I don't regret most of it. There were skills I developed through church service, like public speaking, learning a new language on my mission, and volunteering when things need to get done. I also developed relationships and interacted with people I would not likely have met otherwise.
I told the Bishop that I was going to "take my talents to South Beach." I served while we phased out because I love the members in the ward. We are completely out now and serving the community in other ways.
I regret being so uninformed while serving a mission. I don't regret the service in terms of my growth and development or for the relationships I built.
I was doing what I believed to be right, then I was doing it out of fear of the consequences for not doing it. I was doing what made sense at the time, even if it seems crazy now.
I will never deny that in the 10 years I was a Mormon, I experienced many positive, happy, and uplifting times. I met so many wonderful and kind people; I found a strong and selfless community. I learned many ways and means to be a good person, to develop and maintain strong and healthy family relationships. Much of what the Mormon church teaches and preaches is positive, wholesome, and good.
But there is much about it that troubles me, and even scares me. There are insidious problems in the church, in its gospel, and in its doctrine. The church can bring a lot of happiness to people's lives; it can also bring sadness and the complete opposite of the Christlike love they preach.
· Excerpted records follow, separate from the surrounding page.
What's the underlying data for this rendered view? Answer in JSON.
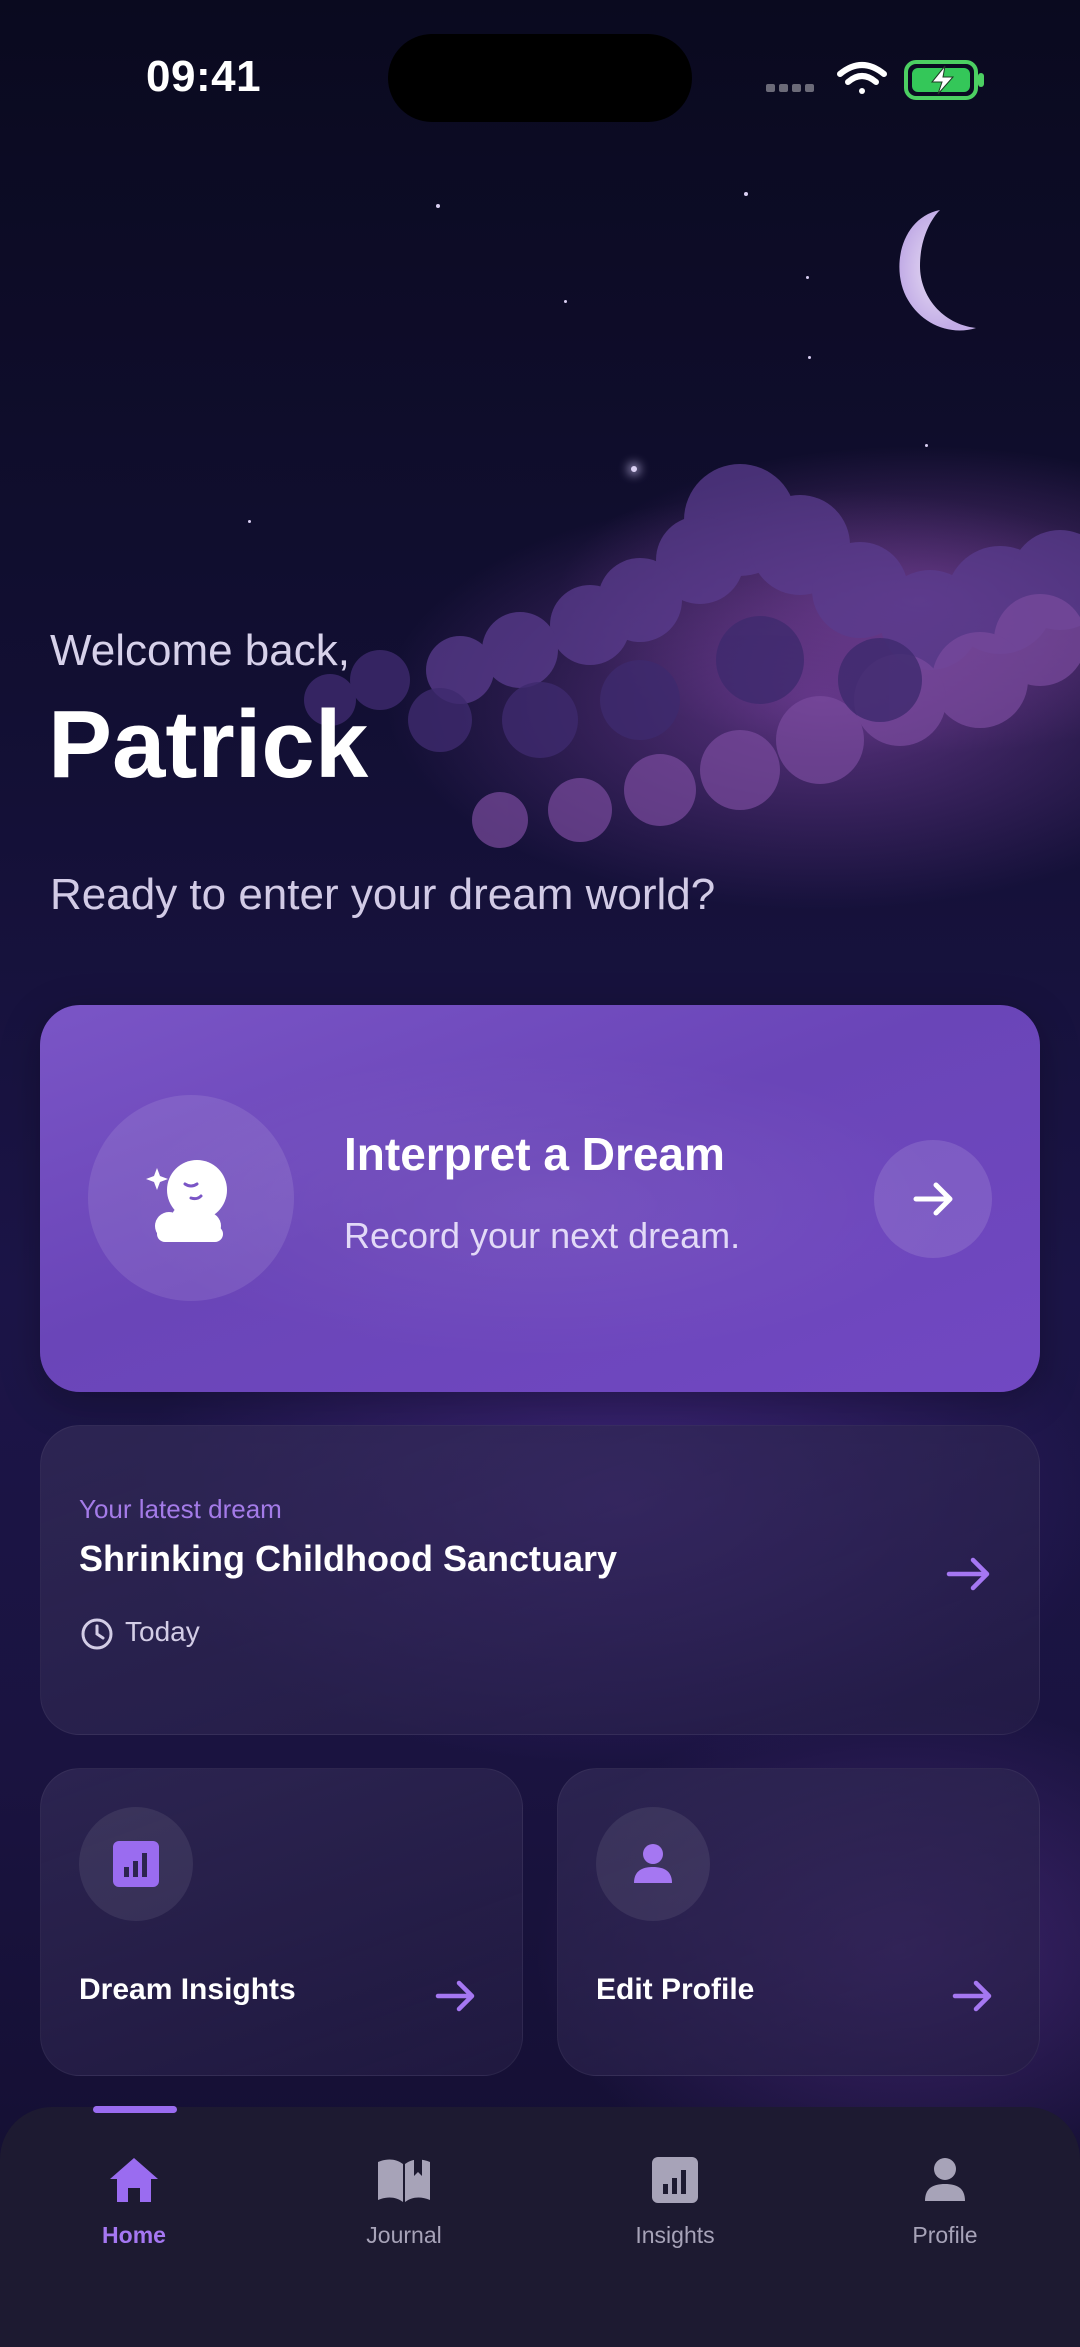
{
  "status_bar": {
    "time": "09:41"
  },
  "greeting": {
    "welcome": "Welcome back,",
    "name": "Patrick",
    "subtitle": "Ready to enter your dream world?"
  },
  "interpret_card": {
    "title": "Interpret a Dream",
    "subtitle": "Record your next dream.",
    "icon": "sleeping-moon-cloud-icon",
    "action_icon": "arrow-right-icon"
  },
  "latest_dream": {
    "label": "Your latest dream",
    "title": "Shrinking Childhood Sanctuary",
    "date": "Today",
    "icon": "clock-icon"
  },
  "quick_actions": [
    {
      "label": "Dream Insights",
      "icon": "bar-chart-icon"
    },
    {
      "label": "Edit Profile",
      "icon": "person-icon"
    }
  ],
  "bottom_nav": {
    "items": [
      {
        "label": "Home",
        "icon": "home-icon",
        "active": true
      },
      {
        "label": "Journal",
        "icon": "book-icon",
        "active": false
      },
      {
        "label": "Insights",
        "icon": "bar-chart-icon",
        "active": false
      },
      {
        "label": "Profile",
        "icon": "person-icon",
        "active": false
      }
    ]
  },
  "colors": {
    "accent": "#9a6cf0",
    "card_purple": "#6f4bbf",
    "background": "#120f33",
    "nav_background": "#1d1a31"
  }
}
There are so many well-intentioned people in the church, but I had even become so blind to how my words and actions could hurt others. There's an inherent pride in believing you belong to the "one and only true church on the earth;" the belief that what you have is right and what everyone else has is wrong or inferior; that you have a duty and obligation to educate and save anyone who thinks differently than you. I'm sorry for anything I said or did to anyone that hurt them, or made them feel judged or less than.